At $80.87 per share, investors can now grab shares with a more attractive starting yield of roughly 4.7%. Assuming a moderate earnings-per-share growth rate of 6% and reversion to the mean valuation, the Canadian bank stock could deliver total returns of more or less 13% per year over the next five years.
Brookfield Infrastructure also offers a good distribution yield of about 4.3%. It has increased its cash distribution like clockwork every year since it began trading publicly on its own in 2008. Across the globe, it owns and operates a diversified portfolio of quality long-life infrastructure assets that generate substantial cash flows.
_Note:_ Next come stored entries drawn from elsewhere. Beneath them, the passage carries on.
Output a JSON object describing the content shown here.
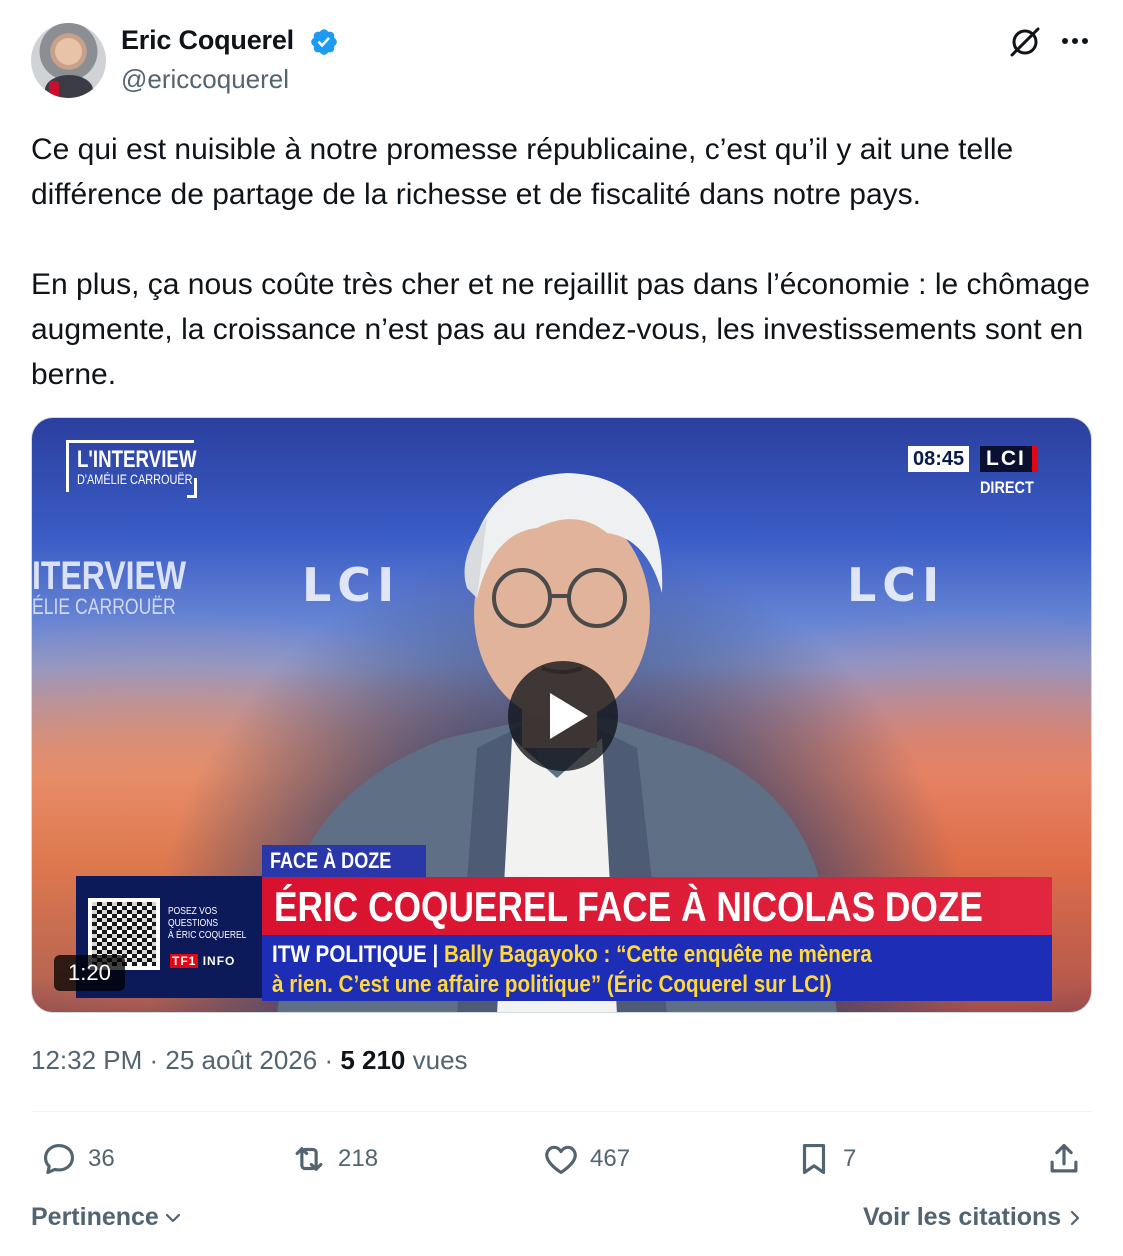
{
  "author": {
    "name": "Eric Coquerel",
    "handle": "@ericcoquerel",
    "verified_icon": "verified-badge-icon"
  },
  "tweet": {
    "paragraphs": [
      "Ce qui est nuisible à notre promesse républicaine, c’est qu’il y ait une telle différence de partage de la richesse et de fiscalité dans notre pays.",
      "En plus, ça nous coûte très cher et ne rejaillit pas dans l’économie : le chômage augmente, la croissance n’est pas au rendez-vous, les investissements sont en berne."
    ]
  },
  "video": {
    "interview_logo_line1": "L'INTERVIEW",
    "interview_logo_line2": "D'AMÉLIE CARROUËR",
    "bg_interview": "ITERVIEW",
    "bg_interview_sub": "ÉLIE CARROUËR",
    "bg_lci": "LCI",
    "clock": "08:45",
    "channel": "LCI",
    "direct": "DIRECT",
    "tag": "FACE À DOZE",
    "headline": "ÉRIC COQUEREL FACE À NICOLAS DOZE",
    "sub_prefix": "ITW POLITIQUE |",
    "sub_line1": " Bally Bagayoko : “Cette enquête ne mènera",
    "sub_line2": "à rien. C’est une affaire politique” (Éric Coquerel sur LCI)",
    "qr_text": [
      "POSEZ VOS",
      "QUESTIONS",
      "À ÉRIC COQUEREL"
    ],
    "tf1_logo": "TF1",
    "tf1_suffix": "INFO",
    "duration": "1:20"
  },
  "meta": {
    "time": "12:32 PM",
    "sep1": " · ",
    "date": "25 août 2026",
    "sep2": " · ",
    "views_count": "5 210",
    "views_label": " vues"
  },
  "actions": {
    "replies": "36",
    "reposts": "218",
    "likes": "467",
    "bookmarks": "7"
  },
  "footer": {
    "sort_label": "Pertinence",
    "quotes_label": "Voir les citations"
  }
}
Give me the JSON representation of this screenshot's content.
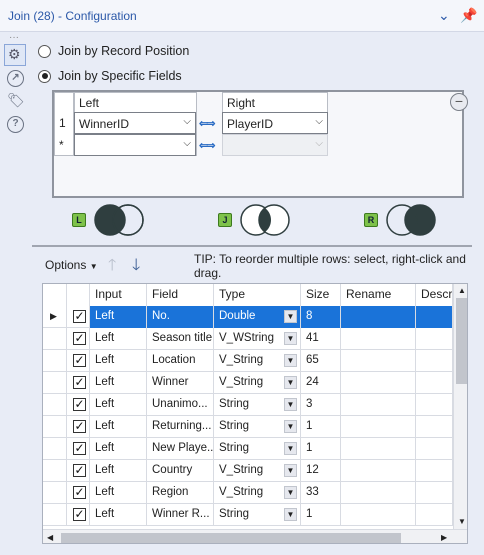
{
  "titlebar": {
    "title": "Join (28) - Configuration"
  },
  "join_mode": {
    "by_position_label": "Join by Record Position",
    "by_fields_label": "Join by Specific Fields",
    "selected": "by_fields"
  },
  "join_table": {
    "left_header": "Left",
    "right_header": "Right",
    "rows": [
      {
        "marker": "1",
        "left": "WinnerID",
        "right": "PlayerID"
      },
      {
        "marker": "*",
        "left": "",
        "right": ""
      }
    ]
  },
  "outputs": [
    {
      "badge": "L",
      "name": "left-output"
    },
    {
      "badge": "J",
      "name": "join-output"
    },
    {
      "badge": "R",
      "name": "right-output"
    }
  ],
  "toolbar": {
    "options_label": "Options",
    "tip": "TIP: To reorder multiple rows: select, right-click and drag."
  },
  "grid": {
    "columns": [
      "",
      "",
      "Input",
      "Field",
      "Type",
      "Size",
      "Rename",
      "Descr"
    ],
    "rows": [
      {
        "checked": true,
        "input": "Left",
        "field": "No.",
        "type": "Double",
        "size": "8",
        "selected": true
      },
      {
        "checked": true,
        "input": "Left",
        "field": "Season title",
        "type": "V_WString",
        "size": "41"
      },
      {
        "checked": true,
        "input": "Left",
        "field": "Location",
        "type": "V_String",
        "size": "65"
      },
      {
        "checked": true,
        "input": "Left",
        "field": "Winner",
        "type": "V_String",
        "size": "24"
      },
      {
        "checked": true,
        "input": "Left",
        "field": "Unanimo...",
        "type": "String",
        "size": "3"
      },
      {
        "checked": true,
        "input": "Left",
        "field": "Returning...",
        "type": "String",
        "size": "1"
      },
      {
        "checked": true,
        "input": "Left",
        "field": "New Playe...",
        "type": "String",
        "size": "1"
      },
      {
        "checked": true,
        "input": "Left",
        "field": "Country",
        "type": "V_String",
        "size": "12"
      },
      {
        "checked": true,
        "input": "Left",
        "field": "Region",
        "type": "V_String",
        "size": "33"
      },
      {
        "checked": true,
        "input": "Left",
        "field": "Winner R...",
        "type": "String",
        "size": "1"
      }
    ]
  },
  "colors": {
    "accent": "#2b58a8",
    "selection": "#1a73d9",
    "badge": "#7ec24a"
  }
}
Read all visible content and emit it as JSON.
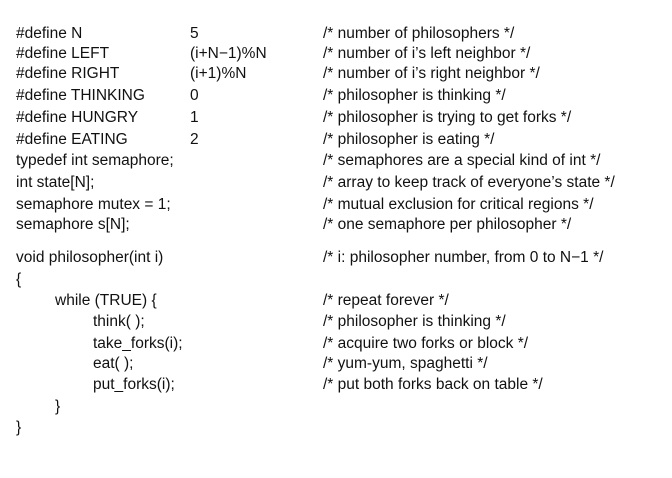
{
  "defines": [
    {
      "name": "#define N",
      "value": "5",
      "comment": "/* number of philosophers */"
    },
    {
      "name": "#define LEFT",
      "value": "(i+N−1)%N",
      "comment": "/* number of i’s left neighbor */"
    },
    {
      "name": "#define RIGHT",
      "value": "(i+1)%N",
      "comment": "/* number of i’s right neighbor */"
    },
    {
      "name": "#define THINKING",
      "value": "0",
      "comment": "/* philosopher is thinking */"
    },
    {
      "name": "#define HUNGRY",
      "value": "1",
      "comment": "/* philosopher is trying to get forks */"
    },
    {
      "name": "#define EATING",
      "value": "2",
      "comment": "/* philosopher is eating */"
    }
  ],
  "declarations": [
    {
      "code": "typedef int semaphore;",
      "comment": "/* semaphores are a special kind of int */"
    },
    {
      "code": "int state[N];",
      "comment": "/* array to keep track of everyone’s state */"
    },
    {
      "code": "semaphore mutex = 1;",
      "comment": "/* mutual exclusion for critical regions */"
    },
    {
      "code": "semaphore s[N];",
      "comment": "/* one semaphore per philosopher */"
    }
  ],
  "function": {
    "signature": "void philosopher(int i)",
    "signature_comment": "/* i: philosopher number, from 0 to N−1 */",
    "open_brace": "{",
    "loop": "while (TRUE) {",
    "loop_comment": "/* repeat forever */",
    "body": [
      {
        "code": "think( );",
        "comment": "/* philosopher is thinking */"
      },
      {
        "code": "take_forks(i);",
        "comment": "/* acquire two forks or block */"
      },
      {
        "code": "eat( );",
        "comment": "/* yum-yum, spaghetti */"
      },
      {
        "code": "put_forks(i);",
        "comment": "/* put both forks back on table */"
      }
    ],
    "loop_close": "}",
    "close_brace": "}"
  }
}
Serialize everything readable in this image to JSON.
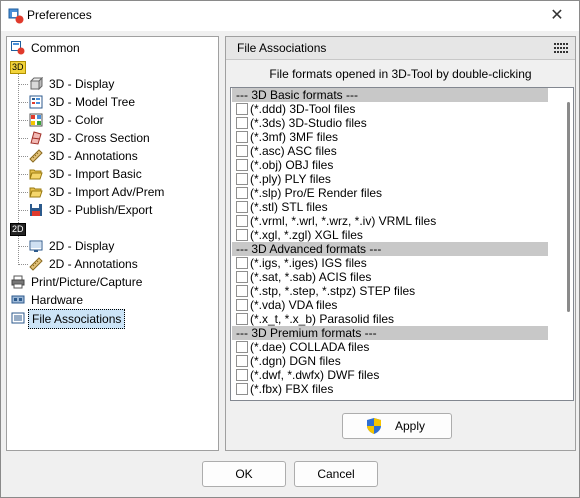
{
  "window": {
    "title": "Preferences",
    "close_glyph": "✕"
  },
  "tree": {
    "common": "Common",
    "group3d": "3D",
    "group2d": "2D",
    "items3d": [
      {
        "label": "3D - Display",
        "icon": "cube-icon"
      },
      {
        "label": "3D - Model Tree",
        "icon": "model-tree-icon"
      },
      {
        "label": "3D - Color",
        "icon": "color-grid-icon"
      },
      {
        "label": "3D - Cross Section",
        "icon": "cross-section-icon"
      },
      {
        "label": "3D - Annotations",
        "icon": "ruler-icon"
      },
      {
        "label": "3D - Import Basic",
        "icon": "folder-open-icon"
      },
      {
        "label": "3D - Import Adv/Prem",
        "icon": "folder-open-icon"
      },
      {
        "label": "3D - Publish/Export",
        "icon": "floppy-disk-icon"
      }
    ],
    "items2d": [
      {
        "label": "2D - Display",
        "icon": "display-icon"
      },
      {
        "label": "2D - Annotations",
        "icon": "ruler-icon"
      }
    ],
    "print": "Print/Picture/Capture",
    "hardware": "Hardware",
    "fileassoc": "File Associations"
  },
  "panel": {
    "header": "File Associations",
    "caption": "File formats opened in 3D-Tool by double-clicking",
    "groups": [
      {
        "title": "--- 3D Basic formats ---",
        "items": [
          "(*.ddd) 3D-Tool files",
          "(*.3ds) 3D-Studio files",
          "(*.3mf) 3MF files",
          "(*.asc) ASC files",
          "(*.obj) OBJ files",
          "(*.ply) PLY files",
          "(*.slp) Pro/E Render files",
          "(*.stl) STL files",
          "(*.vrml, *.wrl, *.wrz, *.iv) VRML files",
          "(*.xgl, *.zgl) XGL files"
        ]
      },
      {
        "title": "--- 3D Advanced formats ---",
        "items": [
          "(*.igs, *.iges) IGS files",
          "(*.sat, *.sab) ACIS files",
          "(*.stp, *.step, *.stpz) STEP files",
          "(*.vda) VDA files",
          "(*.x_t, *.x_b) Parasolid files"
        ]
      },
      {
        "title": "--- 3D Premium formats ---",
        "items": [
          "(*.dae) COLLADA files",
          "(*.dgn) DGN files",
          "(*.dwf, *.dwfx) DWF files",
          "(*.fbx) FBX files"
        ]
      }
    ],
    "apply_label": "Apply"
  },
  "footer": {
    "ok_label": "OK",
    "cancel_label": "Cancel"
  },
  "colors": {
    "selection": "#cce4f7",
    "group_header": "#c8c8c8",
    "accent_red": "#e03a2c"
  }
}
It targets long-term returns of 12–15% per year through investing in quality assets on a value basis, improving its assets, and recycling capital from mature assets. Brookfield is also committed to increasing its cash distribution by at least 5% annually.
At $47.04 per unit at writing, the analysts’ consensus view is that the top utility stock trades at a discount of about 17%.
Securing your TFSA with growth stocks
Mixing in some growth stocks in your TFSA could secure greater wealth for your retirement. In particular, for growth stocks like Brookfield Corp. which have cyclical earnings and pay little to no dividend yields, investors should aim to buy shares opportunistically and target price appreciation. For the greater risk and volatility that investors are taking in Brookfield, the company targets to deliver compound annual returns of at least 15% for the long haul.
Brookfield is the parent company of Brookfield Infrastructure and other businesses, including asset management, insurance solutions, renewable power, commercial real estate, and private equity. The stock is about 15% lower from its peak this year. So, it could be a good buy on the correction. At $43.60 per share, the analysts’ consensus view is that the stock is undervalued by 30%!
Investor takeaway
For both dividend stocks and growth stocks, investors should aim to buy wonderful companies at good valuations (that is, at a discount if possible). Of the three stocks discussed, Brookfield is the cheapest and could deliver the highest returns over the next five years, but investors would be taking on greater risk as well. TD Bank and Brookfield Infrastructure are more defensive picks, as they provide regular returns from their dividends and cash distributions, respectively.